Uhh, let me be clear: what is much closer to reality is that the guard doesn’t assert the clubs clock time but instead relies on all parties knowledge of utc (gmt but long and made by fat people) and there’s a snappy little back and forth between Darla and the door guard at the hmwhc where Darla asserts her systems time a few times and the door guard is able to use that to reasonably expect what a hashed token containing her understanding of the current time could be off by.

Now when she tries to pass alfalfas hashed password and current time token she fails because it doesn’t match her expected time or the door guards and there’s even possibly a record of who asserted and when, giving a forensic chain that can be used in legal proceedings against women!

Hashing is exactly what it sounds like, but math. Just like at the breakfast spot, it’s when you take your easily recognizable potato with the word “formosissima” carved into it and cut it into a bunch of equally sized pieces. It’s still all there, just made into a hash! If someone knew exactly your cutting process they could put the tater back together and have a big ol meltdown over it.

That simple system where you figure out how incapable of telling time your unknown, untrustworthy weirdo attempting to gain access to some resource is, then expect them to cough up a token that contains hashes of both that resources shared secret and the time and then check em out to make sure they’re reasonable is a super straightforward way to implement the “actually look at the id being presented at the bar” test in computers.

This is so widespread that you can’t do credit card transactions without it, can’t establish secure http connections to websites without it and most certainly can’t responsibly pass credentials back and forth without it.

But why would that be required if the printer is only on the local network?
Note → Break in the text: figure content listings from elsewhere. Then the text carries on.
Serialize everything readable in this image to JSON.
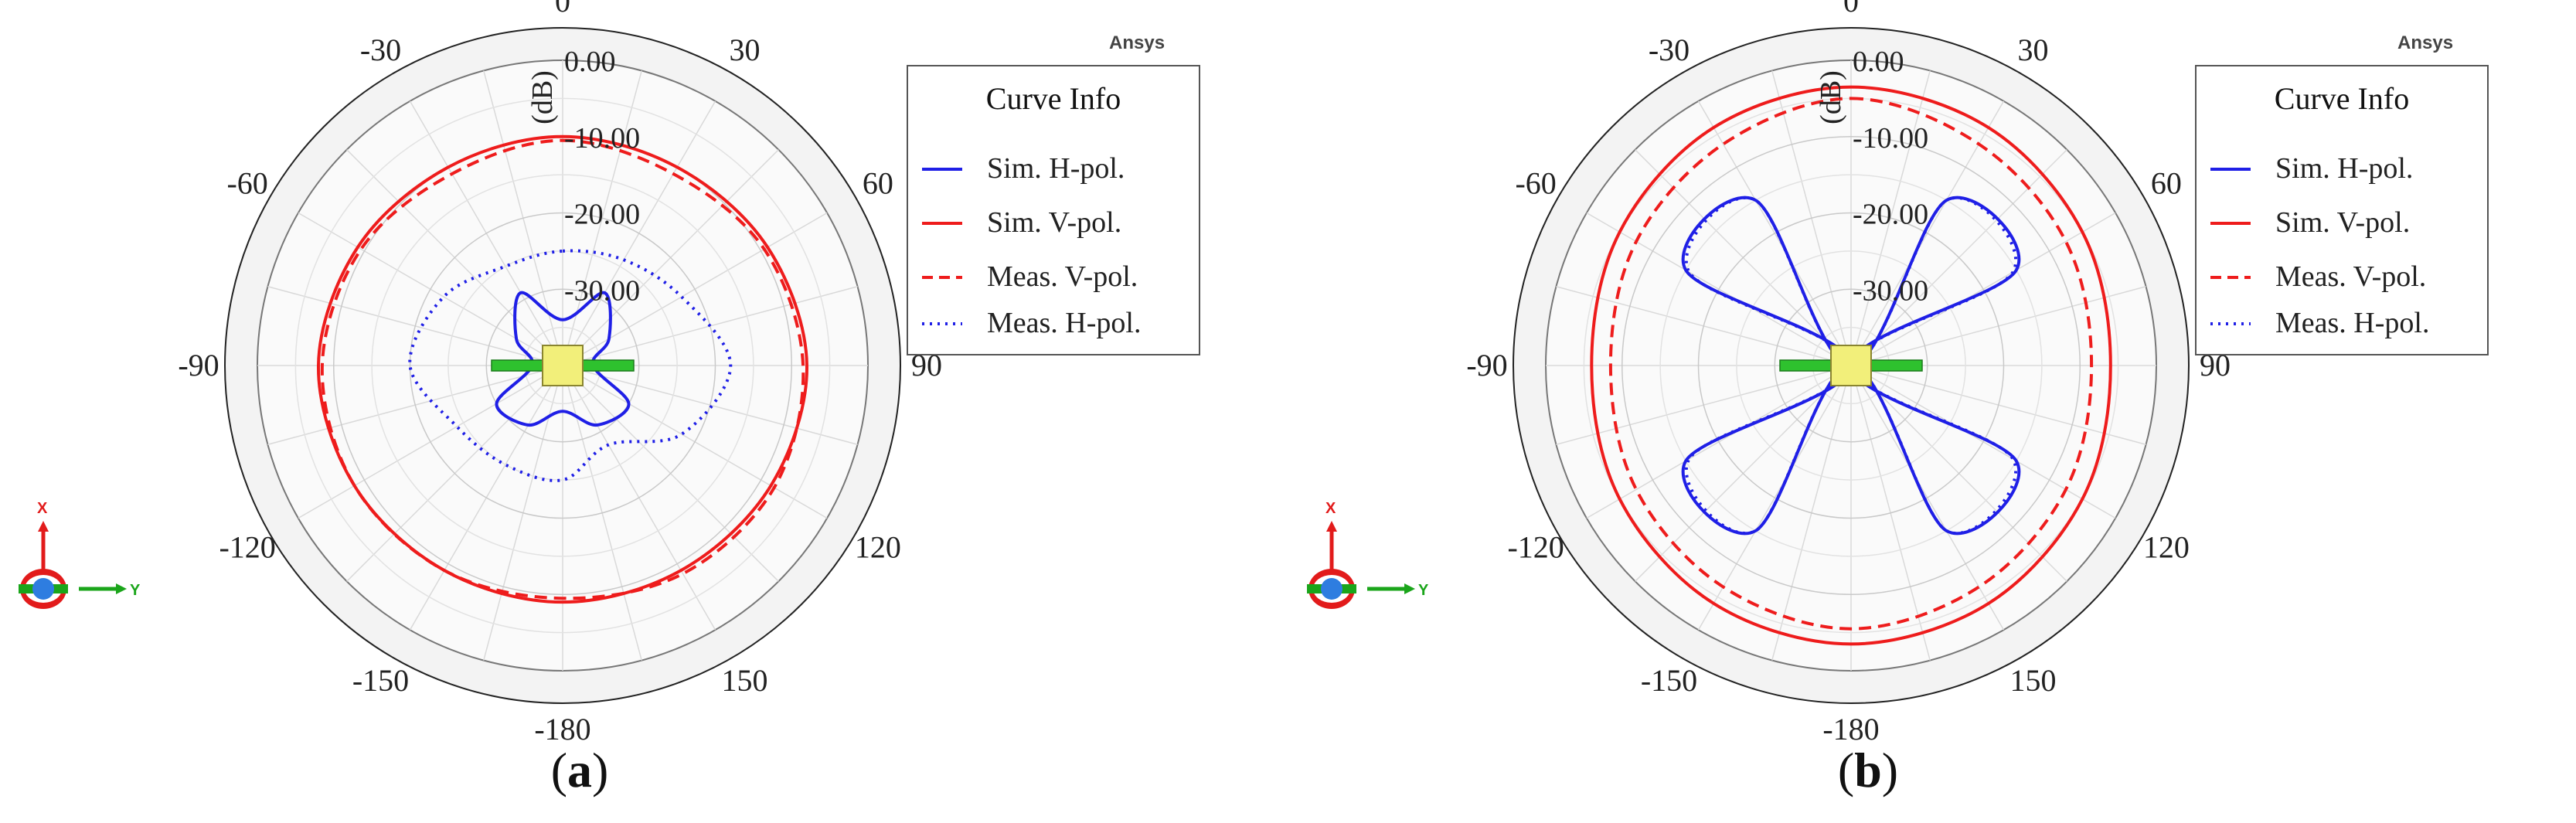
{
  "vendor_label": "Ansys",
  "legend": {
    "title": "Curve Info",
    "items": [
      {
        "label": "Sim. H-pol.",
        "color": "#1f1fe6",
        "style": "solid"
      },
      {
        "label": "Sim. V-pol.",
        "color": "#ee1c1c",
        "style": "solid"
      },
      {
        "label": "Meas. V-pol.",
        "color": "#ee1c1c",
        "style": "dashed"
      },
      {
        "label": "Meas. H-pol.",
        "color": "#1f1fe6",
        "style": "dotted"
      }
    ]
  },
  "axis_icon": {
    "x_label": "X",
    "y_label": "Y"
  },
  "panels": [
    {
      "caption_open": "(",
      "caption_letter": "a",
      "caption_close": ")"
    },
    {
      "caption_open": "(",
      "caption_letter": "b",
      "caption_close": ")"
    }
  ],
  "chart_data": [
    {
      "type": "polar-line",
      "r_label": "(dB)",
      "r_range": [
        -40,
        0
      ],
      "r_ticks": [
        "0.00",
        "-10.00",
        "-20.00",
        "-30.00"
      ],
      "theta_ticks": [
        "0",
        "30",
        "60",
        "90",
        "120",
        "150",
        "-180",
        "-150",
        "-120",
        "-90",
        "-60",
        "-30"
      ],
      "theta_labels_deg": [
        0,
        30,
        60,
        90,
        120,
        150,
        180,
        -150,
        -120,
        -90,
        -60,
        -30
      ],
      "grid": true,
      "legend_position": "right",
      "theta_deg": [
        0,
        30,
        60,
        90,
        120,
        150,
        180,
        210,
        240,
        270,
        300,
        330
      ],
      "series": [
        {
          "name": "Sim. H-pol.",
          "r_db": [
            -34,
            -29,
            -33,
            -36,
            -30,
            -31,
            -34,
            -31,
            -30,
            -36,
            -33,
            -29
          ]
        },
        {
          "name": "Sim. V-pol.",
          "r_db": [
            -10,
            -10,
            -9,
            -8,
            -8.5,
            -9,
            -9,
            -9,
            -8.5,
            -8,
            -9,
            -10
          ]
        },
        {
          "name": "Meas. V-pol.",
          "r_db": [
            -10.5,
            -11,
            -9.5,
            -8.5,
            -8,
            -8.5,
            -9.5,
            -9,
            -8.5,
            -8.5,
            -9.5,
            -11
          ]
        },
        {
          "name": "Meas. H-pol.",
          "r_db": [
            -25,
            -24,
            -22,
            -18,
            -22,
            -28,
            -25,
            -25,
            -24,
            -20,
            -22,
            -25
          ]
        }
      ]
    },
    {
      "type": "polar-line",
      "r_label": "(dB)",
      "r_range": [
        -40,
        0
      ],
      "r_ticks": [
        "0.00",
        "-10.00",
        "-20.00",
        "-30.00"
      ],
      "theta_ticks": [
        "0",
        "30",
        "60",
        "90",
        "120",
        "150",
        "-180",
        "-150",
        "-120",
        "-90",
        "-60",
        "-30"
      ],
      "theta_labels_deg": [
        0,
        30,
        60,
        90,
        120,
        150,
        180,
        -150,
        -120,
        -90,
        -60,
        -30
      ],
      "grid": true,
      "legend_position": "right",
      "theta_deg": [
        0,
        30,
        60,
        90,
        120,
        150,
        180,
        210,
        240,
        270,
        300,
        330
      ],
      "series": [
        {
          "name": "Sim. H-pol.",
          "r_db": [
            -40,
            -15,
            -15,
            -40,
            -15,
            -15,
            -40,
            -15,
            -15,
            -40,
            -15,
            -15
          ]
        },
        {
          "name": "Sim. V-pol.",
          "r_db": [
            -3.5,
            -4,
            -5,
            -6,
            -5,
            -4,
            -3.5,
            -4,
            -5,
            -6,
            -5,
            -4
          ]
        },
        {
          "name": "Meas. V-pol.",
          "r_db": [
            -5,
            -6.5,
            -7.5,
            -8.5,
            -7.5,
            -6.5,
            -5.5,
            -6.5,
            -7.5,
            -8.5,
            -7.5,
            -6.5
          ]
        },
        {
          "name": "Meas. H-pol.",
          "r_db": [
            -40,
            -15,
            -15.5,
            -40,
            -15.5,
            -15,
            -40,
            -15,
            -15.5,
            -40,
            -15.5,
            -15
          ]
        }
      ]
    }
  ]
}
Because we can’t trust the local network any more than the internet! The end user could be responsible Laura, carefully considering what devices are allowed on her local network and rotating keys when any of those devices spend time on another network or they could be Steve who just kinda does whatever and hasn’t changed his password in over a decade.

What if we could trust the local network though? Well, in that case you’d want to be coloring inside the lines of the end users expected behavior a make sure to not predicate operating the thingamabob you’re selling on making insecure http connections that the browser pitches a hissy fit over.
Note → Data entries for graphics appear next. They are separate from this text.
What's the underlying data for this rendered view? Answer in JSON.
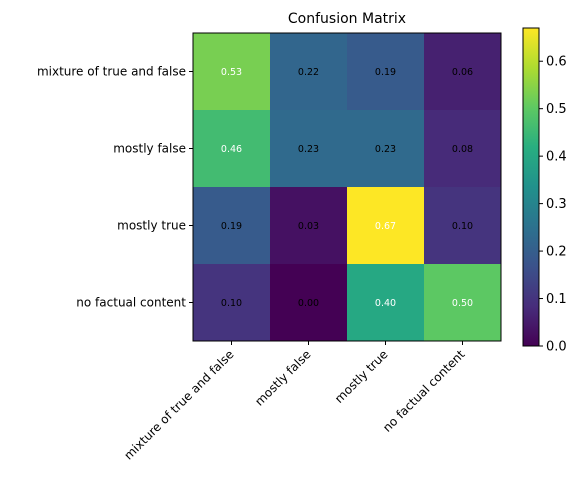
{
  "chart_data": {
    "type": "heatmap",
    "title": "Confusion Matrix",
    "row_labels": [
      "mixture of true and false",
      "mostly false",
      "mostly true",
      "no factual content"
    ],
    "col_labels": [
      "mixture of true and false",
      "mostly false",
      "mostly true",
      "no factual content"
    ],
    "values": [
      [
        0.53,
        0.22,
        0.19,
        0.06
      ],
      [
        0.46,
        0.23,
        0.23,
        0.08
      ],
      [
        0.19,
        0.03,
        0.67,
        0.1
      ],
      [
        0.1,
        0.0,
        0.4,
        0.5
      ]
    ],
    "colormap": "viridis",
    "colorbar": {
      "range": [
        0.0,
        0.67
      ],
      "ticks": [
        "0.0",
        "0.1",
        "0.2",
        "0.3",
        "0.4",
        "0.5",
        "0.6"
      ]
    },
    "text_colors": {
      "dark": "#000000",
      "light": "#ffffff"
    }
  }
}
Okay but what specifically do bad guys try to do with machines they’ve escalated privileges on? Well botnets are the obvious answer. Iot devices like appliances and whatnot are a juicy target too because once you’ve go one you can more easily find a quicker and more persistent way to get into more and suddenly that million plus unit install base is your oyster!

With all that hopefully a little clearer, why should these things even be on the local network? Well, you can’t do network printing if you’re not on the network, can you! It’s a feature that brings a lot more users to the table and removes reliance on any particular weird port or the increasingly untrustworthy universal port. Nowadays people expect it even!